É sob esses argumentos que o senador Aécio Neves (PSDB-MG) lidera um movimento para endurecer as regras das MPs. “Ou o Congresso respeita a si próprio e as suas prerrogativas ou abdica de sua função de legislar”, diz. A Comissão de Constituição e Justiça do Senado aprovou nesta semana por unanimidade o relatório de Aécio que concede ao Congresso 10 dias (hoje eles têm menos de dois dias, em média) para analisar se a MP de fato atende aos critérios de “urgência e relevância” previstos pela Constituição e lhes permite rejeitá-la. “É uma boa medida. Mas quando o governo tem uma maioria muito forte nas duas casas e pode ditar a agenda, seu poder e sua independência diminuem”, pondera Fleischer.

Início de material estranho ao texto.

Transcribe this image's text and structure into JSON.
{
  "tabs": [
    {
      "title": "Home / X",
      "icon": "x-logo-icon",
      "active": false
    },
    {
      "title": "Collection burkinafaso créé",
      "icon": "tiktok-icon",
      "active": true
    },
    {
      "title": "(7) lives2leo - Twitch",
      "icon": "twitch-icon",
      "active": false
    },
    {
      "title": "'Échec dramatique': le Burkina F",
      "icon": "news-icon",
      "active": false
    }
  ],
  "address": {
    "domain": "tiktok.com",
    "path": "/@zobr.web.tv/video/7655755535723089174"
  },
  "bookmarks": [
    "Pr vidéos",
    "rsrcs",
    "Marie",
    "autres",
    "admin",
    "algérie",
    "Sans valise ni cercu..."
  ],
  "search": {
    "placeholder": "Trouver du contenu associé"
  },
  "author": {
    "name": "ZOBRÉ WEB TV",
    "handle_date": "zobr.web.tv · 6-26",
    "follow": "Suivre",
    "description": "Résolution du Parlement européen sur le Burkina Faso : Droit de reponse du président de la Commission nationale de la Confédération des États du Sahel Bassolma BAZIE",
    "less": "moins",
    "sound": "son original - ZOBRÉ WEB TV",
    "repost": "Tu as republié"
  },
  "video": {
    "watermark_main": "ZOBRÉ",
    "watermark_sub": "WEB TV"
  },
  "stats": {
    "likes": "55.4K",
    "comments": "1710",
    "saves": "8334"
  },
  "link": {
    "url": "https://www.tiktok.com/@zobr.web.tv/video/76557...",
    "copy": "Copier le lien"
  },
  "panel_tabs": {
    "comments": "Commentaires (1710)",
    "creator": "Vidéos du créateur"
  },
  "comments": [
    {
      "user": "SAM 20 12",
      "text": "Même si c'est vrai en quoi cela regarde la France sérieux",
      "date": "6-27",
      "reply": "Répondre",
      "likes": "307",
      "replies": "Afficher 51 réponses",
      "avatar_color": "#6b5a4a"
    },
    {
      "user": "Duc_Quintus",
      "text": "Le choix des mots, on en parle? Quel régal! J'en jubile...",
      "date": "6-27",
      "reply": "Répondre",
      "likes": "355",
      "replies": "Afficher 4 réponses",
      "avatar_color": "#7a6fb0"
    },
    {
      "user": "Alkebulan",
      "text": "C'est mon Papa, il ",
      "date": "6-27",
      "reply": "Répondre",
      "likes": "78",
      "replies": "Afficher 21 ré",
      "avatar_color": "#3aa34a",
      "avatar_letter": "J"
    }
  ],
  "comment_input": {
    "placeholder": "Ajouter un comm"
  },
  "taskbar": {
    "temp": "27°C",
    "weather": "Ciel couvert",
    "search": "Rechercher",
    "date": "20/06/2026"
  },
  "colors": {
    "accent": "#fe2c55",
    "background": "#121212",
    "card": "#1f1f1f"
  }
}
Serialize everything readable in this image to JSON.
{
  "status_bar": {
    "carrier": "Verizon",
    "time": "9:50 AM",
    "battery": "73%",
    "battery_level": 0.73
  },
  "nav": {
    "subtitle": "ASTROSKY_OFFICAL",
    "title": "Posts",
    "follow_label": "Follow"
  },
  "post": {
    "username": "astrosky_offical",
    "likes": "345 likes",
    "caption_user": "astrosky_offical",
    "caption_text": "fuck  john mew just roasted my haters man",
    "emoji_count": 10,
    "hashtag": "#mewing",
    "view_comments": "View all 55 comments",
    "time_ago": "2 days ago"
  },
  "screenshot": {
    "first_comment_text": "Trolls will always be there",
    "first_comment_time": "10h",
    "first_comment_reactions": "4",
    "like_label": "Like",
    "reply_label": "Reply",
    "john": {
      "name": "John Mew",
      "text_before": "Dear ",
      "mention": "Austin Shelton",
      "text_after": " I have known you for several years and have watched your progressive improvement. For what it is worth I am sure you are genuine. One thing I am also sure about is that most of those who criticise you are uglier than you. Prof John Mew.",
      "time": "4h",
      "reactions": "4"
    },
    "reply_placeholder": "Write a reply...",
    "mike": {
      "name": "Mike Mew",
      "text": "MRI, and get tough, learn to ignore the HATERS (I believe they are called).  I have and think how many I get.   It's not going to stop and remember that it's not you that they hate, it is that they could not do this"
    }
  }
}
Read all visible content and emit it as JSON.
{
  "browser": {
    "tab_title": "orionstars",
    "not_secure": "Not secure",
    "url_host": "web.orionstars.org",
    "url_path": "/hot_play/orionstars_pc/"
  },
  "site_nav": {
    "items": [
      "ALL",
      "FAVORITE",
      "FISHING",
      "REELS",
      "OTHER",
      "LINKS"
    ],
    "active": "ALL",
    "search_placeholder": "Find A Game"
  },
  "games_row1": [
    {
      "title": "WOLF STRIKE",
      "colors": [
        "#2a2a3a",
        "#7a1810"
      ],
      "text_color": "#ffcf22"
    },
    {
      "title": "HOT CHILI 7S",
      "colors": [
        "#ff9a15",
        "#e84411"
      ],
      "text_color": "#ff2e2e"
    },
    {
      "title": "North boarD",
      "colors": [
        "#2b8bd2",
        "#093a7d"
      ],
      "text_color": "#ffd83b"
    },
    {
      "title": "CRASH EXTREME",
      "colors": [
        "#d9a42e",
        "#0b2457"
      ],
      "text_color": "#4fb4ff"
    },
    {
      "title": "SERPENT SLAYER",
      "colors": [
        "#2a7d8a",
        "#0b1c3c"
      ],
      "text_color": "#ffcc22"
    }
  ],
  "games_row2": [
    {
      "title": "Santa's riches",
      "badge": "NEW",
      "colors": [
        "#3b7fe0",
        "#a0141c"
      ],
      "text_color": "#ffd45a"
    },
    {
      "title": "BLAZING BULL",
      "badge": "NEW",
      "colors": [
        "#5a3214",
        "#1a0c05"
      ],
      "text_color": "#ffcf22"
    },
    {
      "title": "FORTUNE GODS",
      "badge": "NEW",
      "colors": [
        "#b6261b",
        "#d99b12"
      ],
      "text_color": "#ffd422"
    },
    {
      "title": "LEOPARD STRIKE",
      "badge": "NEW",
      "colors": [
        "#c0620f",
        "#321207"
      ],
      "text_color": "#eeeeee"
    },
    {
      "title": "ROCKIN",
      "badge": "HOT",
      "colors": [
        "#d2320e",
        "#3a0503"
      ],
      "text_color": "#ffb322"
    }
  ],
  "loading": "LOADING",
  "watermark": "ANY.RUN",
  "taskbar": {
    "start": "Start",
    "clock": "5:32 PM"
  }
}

O governo Dilma Rousseff é o de base mais expressiva no Congresso desde a redemocratização. Bom para o governo, ruim para o Congresso, que vinha se submetendo até esta semana. “Tanto que o Executivo esqueceu que precisava negociar. Veja o que está acontecendo no caso do Código Florestal. Se o governo não consegue convencer o relator, que dirá a própria base”, diz o cientista político Ricardo Caldas. “A Dilma aprendeu duramente que o único grupo por que não se pode passar por cima é a bancada ruralista. No governo Fernando Henrique, esse foi o único grupo que conseguia dobrar o (então ministro da Fazenda) Pedro Malan”, completa Fleischer.

Judicialização

Para tentar reagir à intromissão do STF no trabalho legislativo, o deputado Nazareno Fonteles (PT-PI) apresentou uma proposta de emenda à Constituição que autoriza o Legislativo “a sustar atos normativos do Judiciário” quando eles extrapolarem os limites de delegação legislativa. Se a norma já estivesse valendo, dificilmente a união homossexual seria considerada “entidade familiar” na Câmara, como comprovou protesto liderado pelo deputado Anthony Garotinho (PP-RJ) no Salão Verde da Casa, nesta semana, contra a decisão do STF. Sob o lema “a família merece respeito, o Congresso é que faz a lei”, o deputado liderou colegas da Frente Parlamentar Evangélica pela Câmara, defendendo o poder de veto do Congresso sobre as decisões do STF. O projeto de lei que trata sobre a união estável, criando o Estatuto da Família, tramita na Câmara desde 2007 e avança com lentidão. Em dezembro, a Comissão de Constituição e Justiça retirou do texto o dispositivo que reconhecia a união entre pessoas do mesmo sexo.